The AFP news agency quoted the unnamed diplomat as saying that Ankara has decided to participate in the exercise to be held in Armenia’s central Kotayk region by NATO’s Euro-Atlantic Disaster Response Coordination Center.
The drills, scheduled for September 11-17, are due to bring together up to 1,000 participants from two dozen NATO member and partner states. They will simulate an multi-national response to a powerful earthquake resulting in a humanitarian and environmental disaster.
“We will be taking part in the exercise,” the Turkish diplomat told AFP on condition of anonymity.
“We are looking into the possibility on whether the border may be opened if such a necessity arises. ... There has been no decision yet,” she said.

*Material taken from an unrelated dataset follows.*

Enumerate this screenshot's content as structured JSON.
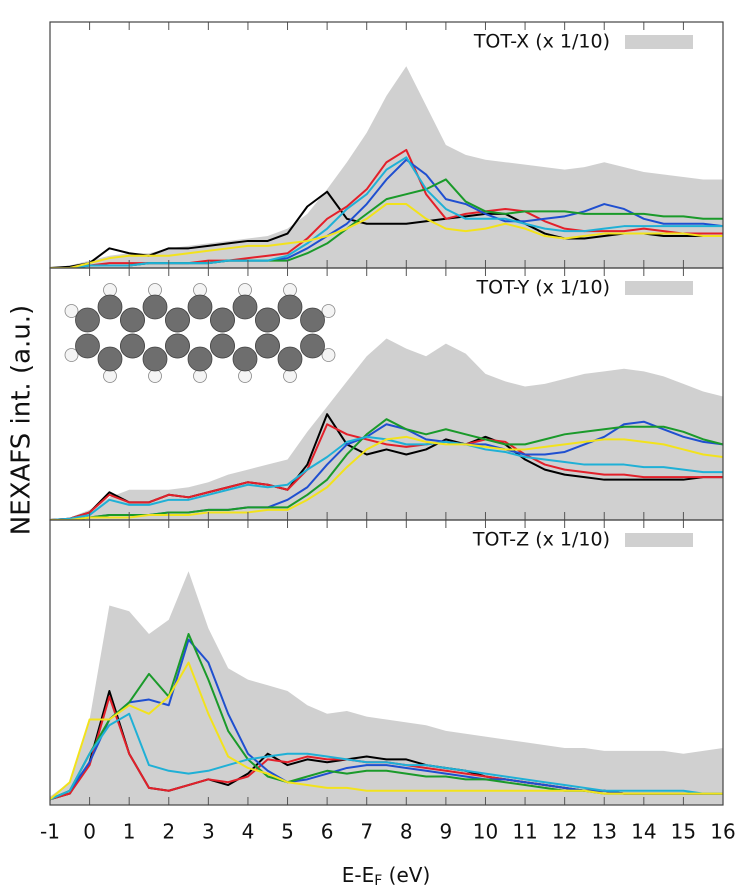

Turkey closed its border with Armenia in 1993 out of solidarity with Azerbaijan and has since made its reopening conditional on a resolution of the Nagorno-Karabakh conflict acceptable to its closest Turkic ally. Ankara has stuck to this linkage even after signing last October agreements with Yerevan to unconditionally normalize Turkish-Armenian relations.
The Armenian Foreign Ministry refrained from officially commenting on the possibility of a temporary border opening. But a diplomatic source in Yerevan shrugged off the Turkish statement as “a public relations stunt aimed at burnishing Turkey’s image.”
“Armenia has no desire to contribute to that effort,” the source, who asked not to be identified, told RFE/RL’s Armenian service. The Armenian government might therefore refuse to let any personnel or vehicles enter the country from Turkey during the exercise, he added.
There has been speculation in both neighboring countries in recent weeks that Ankara could also temporary open its border checkpoints to Armenians planning to attend the September 19 mass at the 10th century Armenian Church of Holy Cross located on a lake island in Turkey’s Van province. The Turkish official cited by AFP said “this is out of the question,” however.
Armenia’s leaders have repeatedly blamed the Turks for the effective collapse of the two Turkish-Armenia “protocols” that envisaged the establishment of diplomatic relations between the two estranged nations and the opening of their border. President Serzh Sarkisian suspended in April the process of Armenian parliamentary ratification of the protocols because of the Turkish preconditions for their implementation. He indicated that he did not to annul the deal altogether at the request of foreign powers and the United States in particular.
U.S. Secretary of State Hillary Clinton hailed Sarkisian’s stance as “very statesmanlike and very impressive” when she visited Yerevan earlier this month. Clinton said the onus is on the Turkish government to revive the normalization process with “the steps that it promised to take.”